2.  Somatic mosaicism describes the situation where an individual has two genetically distinct populations of cells in their body (e.g. both normal and abnormal copies of a gene). This arises due to mutations as our cells divide during development. Conventional genetic tests often fail to find low-level somatic mosaicism (<10-20% of DNA) as it is extremely difficult to detect. Baylor routinely tests parental blood samples with PCR sensitivity for low-level somatic mosaicism in parents of ACDMPV infants with FOXF1 related deletions. Baylor has previously been unable to test for low-level somatic mosaicism in the parents of ACDMPV infants with a FOXF1 mutation due to unreliability of this test at such levels. However, Baylor has been working on a more sensitive method for mutation testing (approaching PCR sensitivity) and recently tested multiple parental samples for such low-level somatic mosaicism mutations. Please note Baylor has confirmed it will continue to conduct its sensitive testing capabilities for somatic mosaicism related to deletions but such testing may not regularly be available for somatic mosaicism related to mutations. Note also the risk of somatic mosaicism presenting in various types of tissues is not specific to ACDMPV and is a general concept for many types of diseases and such risks should be professionally addressed in any genetic counseling or decision making process.

3.  Remember there are 10-20% of cases where neither a mutation nor a deletion was found in the ACDMPV affected child. Research is currently trying to determine the cause of ACDMPV in these cases (such as a deletion farther away than previously tested and whole exome or genome testing). The ACDA is not currently aware of a case of recurrence in these type of cases but this does not conclusively mean that recurrence cannot happen.

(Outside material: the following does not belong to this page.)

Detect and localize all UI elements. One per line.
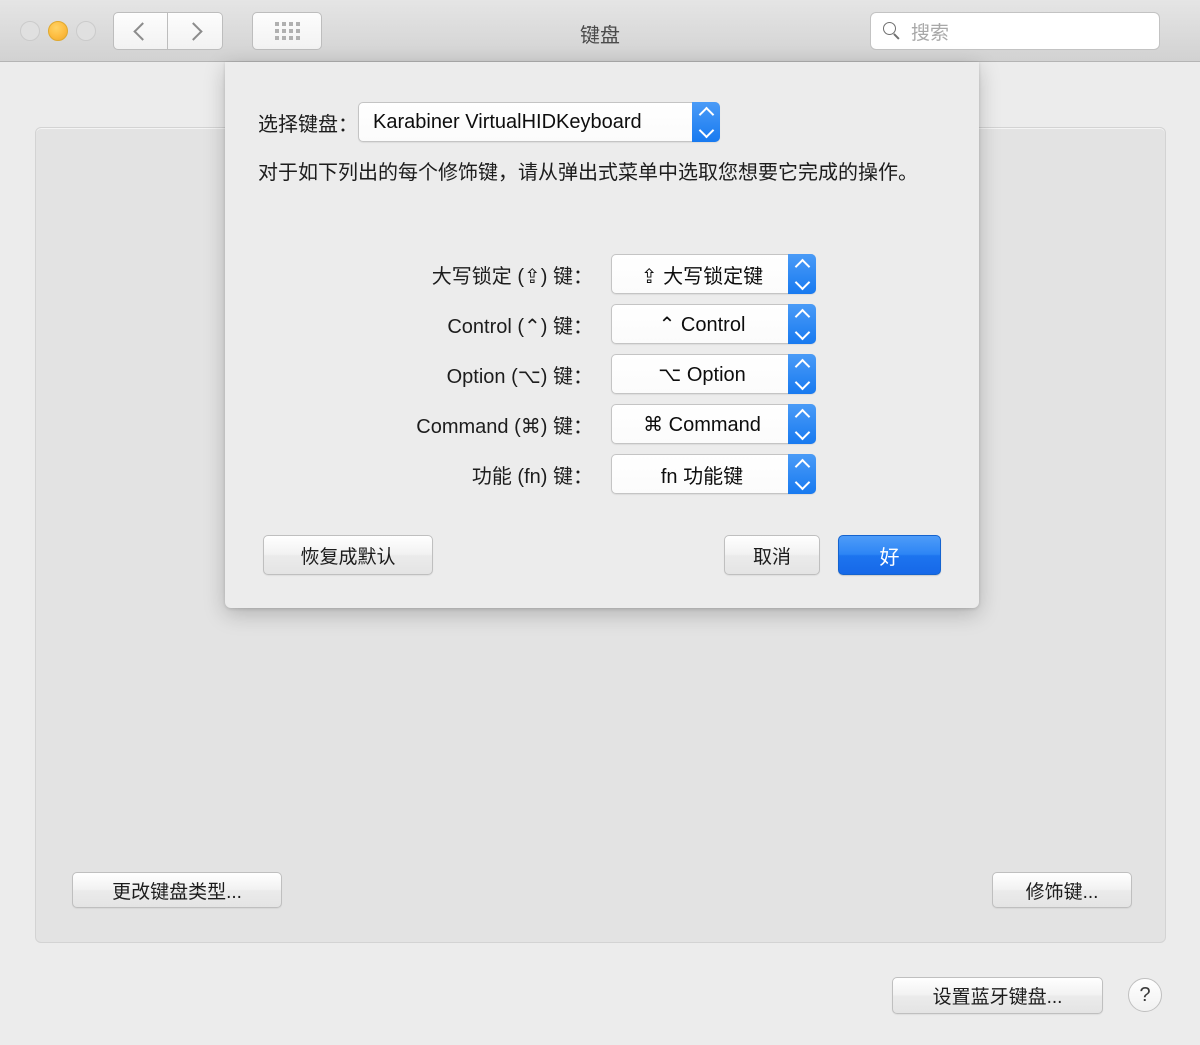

Key takeaway –> This means that overall, considering familial ACDMPV and gonadal and somatic mosaicism (each as discussed in the paragraphs above), the expected risk of having more than one child affected by ACDMPV is somewhere around 10% before testing parental blood samples. If it is determined neither parent carries the genetic abnormality in their blood samples, the risk of having more than one child with ACDMPV falls to 1-2% (due to gondadal and somatic mosaicism or an unknown gene).

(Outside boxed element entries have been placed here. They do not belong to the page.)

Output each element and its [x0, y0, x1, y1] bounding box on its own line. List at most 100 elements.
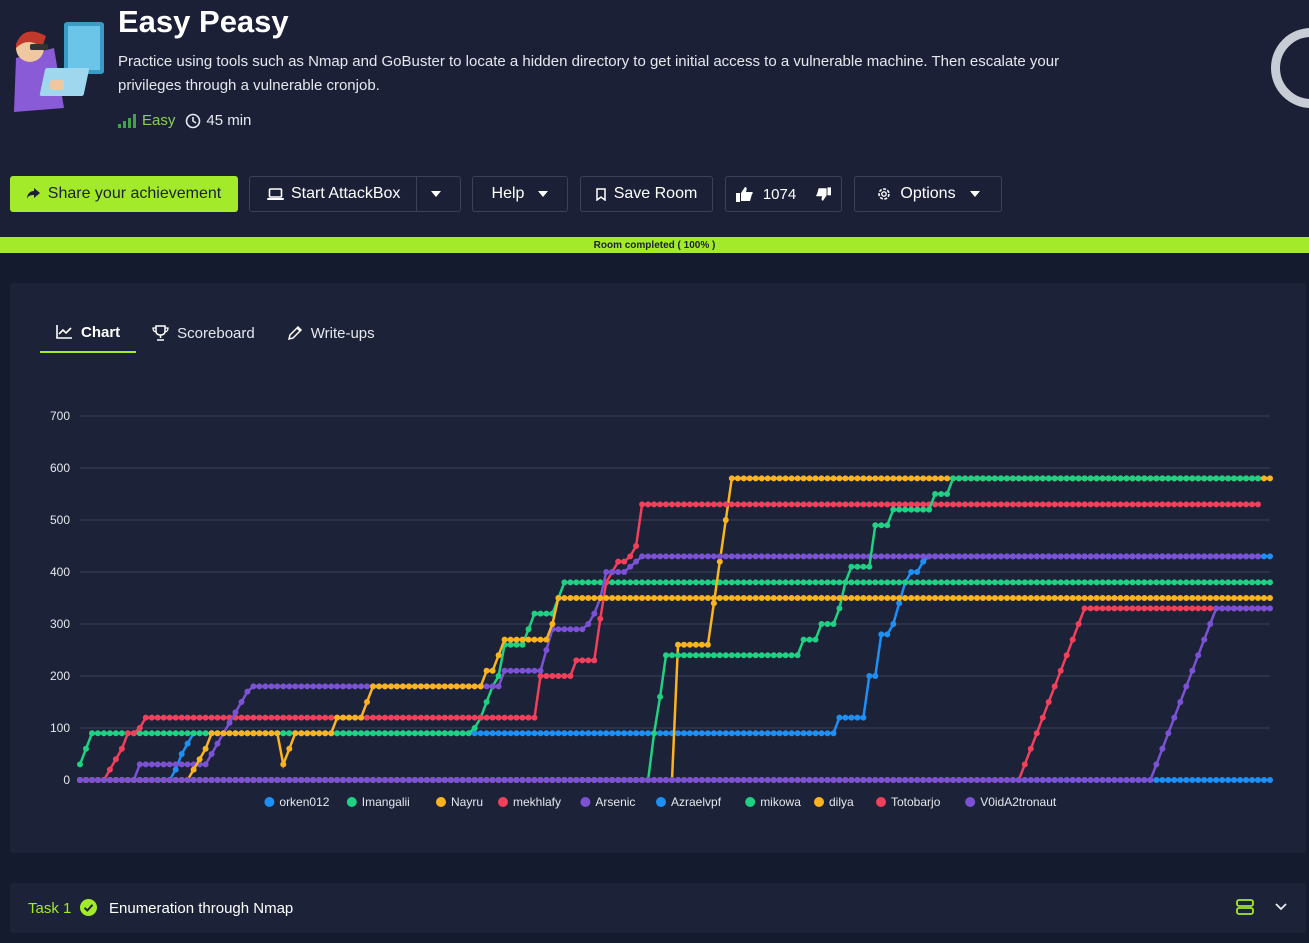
- data-point: [1225, 595, 1232, 601]
- help-button[interactable]: Help: [472, 176, 568, 212]
- data-point: [794, 595, 801, 601]
- data-point: [483, 714, 490, 721]
- chevron-down-icon[interactable]: [1274, 902, 1288, 912]
- data-point: [962, 501, 968, 508]
- data-point: [429, 777, 436, 783]
- data-point: [507, 730, 514, 737]
- data-point: [651, 579, 658, 586]
- tab-writeups[interactable]: Write-ups: [271, 313, 391, 353]
- server-icon[interactable]: [1236, 899, 1254, 915]
- data-point: [1129, 777, 1136, 783]
- data-point: [1243, 553, 1250, 560]
- data-point: [423, 683, 430, 690]
- data-point: [1171, 579, 1178, 586]
- data-point: [1213, 595, 1220, 601]
- data-point: [722, 501, 729, 508]
- attackbox-label: Start AttackBox: [291, 185, 401, 202]
- data-point: [1171, 501, 1178, 508]
- data-point: [1045, 595, 1052, 601]
- data-point: [704, 777, 711, 783]
- data-point: [549, 730, 556, 737]
- start-attackbox-button[interactable]: Start AttackBox: [249, 176, 461, 212]
- attackbox-dropdown-toggle[interactable]: [417, 191, 455, 197]
- data-point: [818, 621, 825, 627]
- data-point: [304, 683, 311, 690]
- tab-chart[interactable]: Chart: [40, 313, 137, 353]
- data-point: [100, 777, 107, 783]
- data-point: [985, 501, 992, 508]
- data-point: [447, 777, 454, 783]
- y-tick-label: 700: [50, 409, 70, 423]
- data-point: [196, 756, 203, 763]
- data-point: [830, 501, 837, 508]
- dislike-button[interactable]: [806, 187, 841, 201]
- data-point: [991, 475, 998, 482]
- data-point: [310, 777, 317, 783]
- data-point: [417, 683, 424, 690]
- data-point: [525, 667, 532, 674]
- data-point: [1087, 777, 1094, 783]
- data-point: [926, 777, 933, 783]
- like-button[interactable]: 1074: [726, 186, 806, 203]
- data-point: [501, 667, 508, 674]
- data-point: [477, 714, 484, 721]
- data-point: [1057, 595, 1064, 601]
- data-point: [1189, 667, 1196, 674]
- save-room-button[interactable]: Save Room: [580, 176, 713, 212]
- data-point: [1009, 579, 1016, 586]
- data-point: [764, 777, 771, 783]
- y-tick-label: 300: [50, 617, 70, 631]
- data-point: [824, 730, 831, 737]
- data-point: [1219, 553, 1226, 560]
- completion-ring-icon: [1271, 28, 1309, 108]
- data-point: [860, 501, 867, 508]
- data-point: [531, 777, 538, 783]
- data-point: [1243, 605, 1250, 612]
- data-point: [962, 475, 968, 482]
- data-point: [603, 569, 610, 575]
- data-point: [1021, 579, 1028, 586]
- data-point: [1099, 605, 1106, 612]
- tab-scoreboard[interactable]: Scoreboard: [136, 313, 271, 353]
- data-point: [997, 475, 1004, 482]
- data-point: [441, 683, 448, 690]
- data-point: [1111, 553, 1118, 560]
- data-point: [657, 579, 664, 586]
- share-achievement-button[interactable]: Share your achievement: [10, 176, 238, 212]
- data-point: [686, 595, 693, 601]
- data-point: [770, 730, 777, 737]
- data-point: [501, 636, 508, 643]
- data-point: [238, 777, 245, 783]
- data-point: [728, 777, 735, 783]
- data-point: [232, 777, 239, 783]
- data-point: [178, 730, 185, 737]
- data-point: [423, 714, 430, 721]
- data-point: [764, 595, 771, 601]
- task-row[interactable]: Task 1 Enumeration through Nmap: [10, 883, 1306, 933]
- options-button[interactable]: Options: [854, 176, 1002, 212]
- data-point: [393, 683, 400, 690]
- data-point: [1051, 475, 1058, 482]
- data-point: [1201, 595, 1208, 601]
- data-point: [692, 579, 699, 586]
- data-point: [1045, 777, 1052, 783]
- data-point: [1033, 730, 1040, 737]
- data-point: [633, 595, 640, 601]
- data-point: [806, 501, 813, 508]
- data-point: [663, 777, 669, 783]
- data-point: [1021, 761, 1028, 768]
- data-point: [686, 652, 693, 659]
- data-point: [639, 730, 646, 737]
- data-point: [1231, 501, 1238, 508]
- data-point: [716, 501, 723, 508]
- data-point: [764, 475, 771, 482]
- data-point: [1129, 501, 1136, 508]
- data-point: [1111, 777, 1118, 783]
- data-point: [340, 683, 347, 690]
- data-point: [890, 475, 897, 482]
- data-point: [1237, 501, 1244, 508]
- data-point: [1153, 605, 1160, 612]
- data-point: [980, 777, 986, 783]
- data-point: [692, 777, 699, 783]
- data-point: [997, 553, 1004, 560]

The best way to detect genetic abnormalities is using a blood sample from an infant. If this is not possible, DNA can also be extracted from a tissue sample, for example a lung biopsy or autopsy (post mortem). Note a blood sample for genetic testing can be collected either prior to or after an infant is placed on ECMO as the donor blood used for ECMO is depleted of the white blood cells that are used in genetic testing before it is given to the infant and therefore there is no chance of contamination.

If an ACDMPV affected child has a genetic abnormality detected, this can be used to test future siblings when the mother is pregnant (or after birth) to look for ACDMPV if so desired. DNA can be taken from the fetus when in the womb by one of two procedures known as chorionic villus sampling (CVS) and amniocentesis. This genetic testing is offered by the clinical diagnostic laboratories at Baylor College of Medicine.